Si la pénurie de chevaux est une explication à ce choix, elle n’est pas la seule, loin de là, car une fois lancé, le projet précise explicitement qu’il ne s’agit pas d’un substitut à la cavalerie, mais d’une infanterie montée ; la nuance est importante, car elle détermine les modes de combat et d’équipement. En cas d’attaque, les soldats sont supposés démonter et former un carré en se regroupant avec les dromadaires comme protection ou en les protégeant au centre du carré. Leurs membres, sélectionnés avec soin, sont d’ailleurs issus de l’infanterie et ils sont équipés de carabines, de pistolets, lances et sabres, équipement pour le moins complet, auquel s’ajoute un paquetage permettant une grande autonomie en ravitaillement, avec une réserve de fourrage portative. Ces unités ont donc bien un rôle autre que celui de cavalerie de remplacement : la volonté d’en créer un régiment procède d’un besoin spécifique aux troupes d’Orient. On peut également penser que l’attrait et l’exotisme d’une telle monture n’ont pas été étrangers à ce choix très symbolique, qui permet en outre d’avoir une position surélevée qui facilite les missions d’avant-garde et d’éclaireur dévolues à ces unités. On leur confie également le courrier et, plus tard, sous le gouvernement de Kléber, on leur donne pour mission d’inspecter les côtes sableuses du delta, en prévision d’un possible débarquement anglais.

Une dernière explication tient à la date de création de ce régiment, au retour de Bonaparte de l’expédition de Suez, expédition au cours de laquelle il a été intrigué par l’agilité et la rapidité de ces animaux6.

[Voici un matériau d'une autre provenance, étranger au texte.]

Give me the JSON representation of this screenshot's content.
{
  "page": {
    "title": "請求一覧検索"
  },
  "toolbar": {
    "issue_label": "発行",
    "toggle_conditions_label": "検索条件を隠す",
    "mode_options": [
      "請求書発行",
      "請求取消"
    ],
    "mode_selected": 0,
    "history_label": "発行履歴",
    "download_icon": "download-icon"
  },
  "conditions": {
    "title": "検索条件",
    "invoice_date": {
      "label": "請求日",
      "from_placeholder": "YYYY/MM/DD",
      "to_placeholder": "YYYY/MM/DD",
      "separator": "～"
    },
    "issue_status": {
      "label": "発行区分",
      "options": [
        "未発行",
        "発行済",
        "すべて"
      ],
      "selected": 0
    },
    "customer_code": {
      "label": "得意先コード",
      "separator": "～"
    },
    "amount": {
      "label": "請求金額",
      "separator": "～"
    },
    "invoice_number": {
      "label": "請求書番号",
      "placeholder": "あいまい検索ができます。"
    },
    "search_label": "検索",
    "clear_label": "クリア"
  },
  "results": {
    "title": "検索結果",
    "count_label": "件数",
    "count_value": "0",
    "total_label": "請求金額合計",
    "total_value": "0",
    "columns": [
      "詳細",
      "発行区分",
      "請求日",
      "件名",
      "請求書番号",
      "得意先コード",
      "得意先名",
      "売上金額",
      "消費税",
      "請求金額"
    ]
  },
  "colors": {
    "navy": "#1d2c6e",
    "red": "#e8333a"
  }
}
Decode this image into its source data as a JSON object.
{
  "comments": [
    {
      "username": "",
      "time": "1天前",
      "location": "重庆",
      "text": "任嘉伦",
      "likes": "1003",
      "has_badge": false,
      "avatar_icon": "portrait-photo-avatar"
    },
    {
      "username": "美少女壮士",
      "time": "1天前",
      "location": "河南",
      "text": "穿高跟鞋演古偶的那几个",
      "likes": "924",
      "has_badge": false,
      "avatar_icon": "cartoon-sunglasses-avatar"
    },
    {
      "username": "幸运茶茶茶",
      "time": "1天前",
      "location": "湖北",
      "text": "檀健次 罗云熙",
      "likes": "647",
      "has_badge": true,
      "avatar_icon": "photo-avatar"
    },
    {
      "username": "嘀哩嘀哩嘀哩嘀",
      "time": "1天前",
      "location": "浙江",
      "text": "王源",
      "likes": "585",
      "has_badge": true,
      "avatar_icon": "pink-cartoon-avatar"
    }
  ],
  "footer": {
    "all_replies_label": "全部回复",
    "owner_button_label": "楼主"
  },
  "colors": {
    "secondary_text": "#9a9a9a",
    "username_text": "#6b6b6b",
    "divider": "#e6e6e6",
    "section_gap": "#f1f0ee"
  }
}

La question de l’uniforme de cette unité qui doit servir au plus vite pour la campagne de Syrie, vers Jaffa et Saint-Jean-d’Acre, se pose de nouveau, cette fois à la satisfaction des goûts exotiques de Napoléon. Bernoyer doit une fois de plus réfléchir à un uniforme pour cette troupe, uniforme dont nous donnons trois exemples en planche7et une description légèrement différente, fournie par le chef de l’habillement dans une lettre non datée à sa femme : « Le chapeau rabattu par devant pour garantir du soleil, retroussé par derrière et surmonté d’un panache rouge fait de plumes d’autruches : le gilet de drap vert taillé à la grecque avec dessin à la hongroise et cordons en or (en soie pour les simples cavaliers) ; une ceinture à la turque pour y placer des pistolets et un poignard ; le pantalon en drap cramoisi à la mamelouk ainsi que le sabre, les brodequins à la romaine ; l’habit de drap écarlate à la polonaise, galonné d’or ; le manteau de drap vert à la Crispin ainsi que les gants8 ». Cet uniforme est donc bien un ensemble des plus hétérogènes, dont l’auteur avoue lui- même qu’il le trouve « cocasse » : il ne fait pourtant qu’obéir aux exigences de Bonaparte qui lui avait dit

explicitement qu’il ne voulait rien de français dans cet uniforme. Le Général lui avait en effet précisé : « Tachez de la rendre aussi originale que cette cavalerie l’exige ». C’est donc bien un pari d’extranéité qui est tenu et chaque élément du costume fait finalement référence à un pays étranger, ce qui permet d’ailleurs de dessiner les contours très étonnants de cet Orient qui est l’idée directrice de cet uniforme : ainsi chaque pièce est suivie d’une expression

« à la... » pour la caractériser, unissant dans cet Orient les tenues grecques, hongroises, polonaises, turques, romaines et mamelouks. Il est notable que toute forme d’exotisme soit aisément assimilée à l’Orient, ce qui reflète de façon concrète l’idée d’une vision très floue des limites de « l’Europe civilisée », puisque mêler les Polonais aux mamelouks peut surprendre. Ce n’est cependant pas sans fondement : les mamelouks sont d’anciens esclaves, souvent venus du Caucase et parfois même des franges de l’Europe chrétienne, éduqués en guerriers par les maisonnées des anciens mamelouks par un système complexe de perpétuation d’une caste guerrière. Par ailleurs, cette tenue orientale est finalement faite en grande partie d’éléments connus, puisque les tenues hongroises de hussards ou polonaises, font déjà partie de la panoplie des uniformes européens. Dès lors, dans cet effort d’originalité et de création d’une tenue orientale, c’est finalement le connu qui vient très vite recouvrer la prétendue originalité qu’on recompose. Bernoyer, au lieu de prendre réellement une tenue locale, tente de mimer les populations locales mais avec des pièces d’uniformes déjà connues des européens : on retrouve là l’idée nietzschéenne que connaître, et par extension explorer, c’est subsumer l’inconnu au connu, et rattacher ce qui demeure impossible à appréhender à des catégories mentales déjà assimilées depuis longtemps. Cet uniforme de dromadaire est donc à mi-chemin encore entre ce qui est déjà exploré et rangé sous la catégorie d’exotique, c’est- à-dire les tenues hongroises et polonaises, et ce qui est encore objet de fascination, le pantalon mamelouk et le turban. C’est d’ailleurs la conclusion de Henry Laurens qui résume en une ligne cet uniforme en disant qu’il est « mi- européen, mi-oriental»9.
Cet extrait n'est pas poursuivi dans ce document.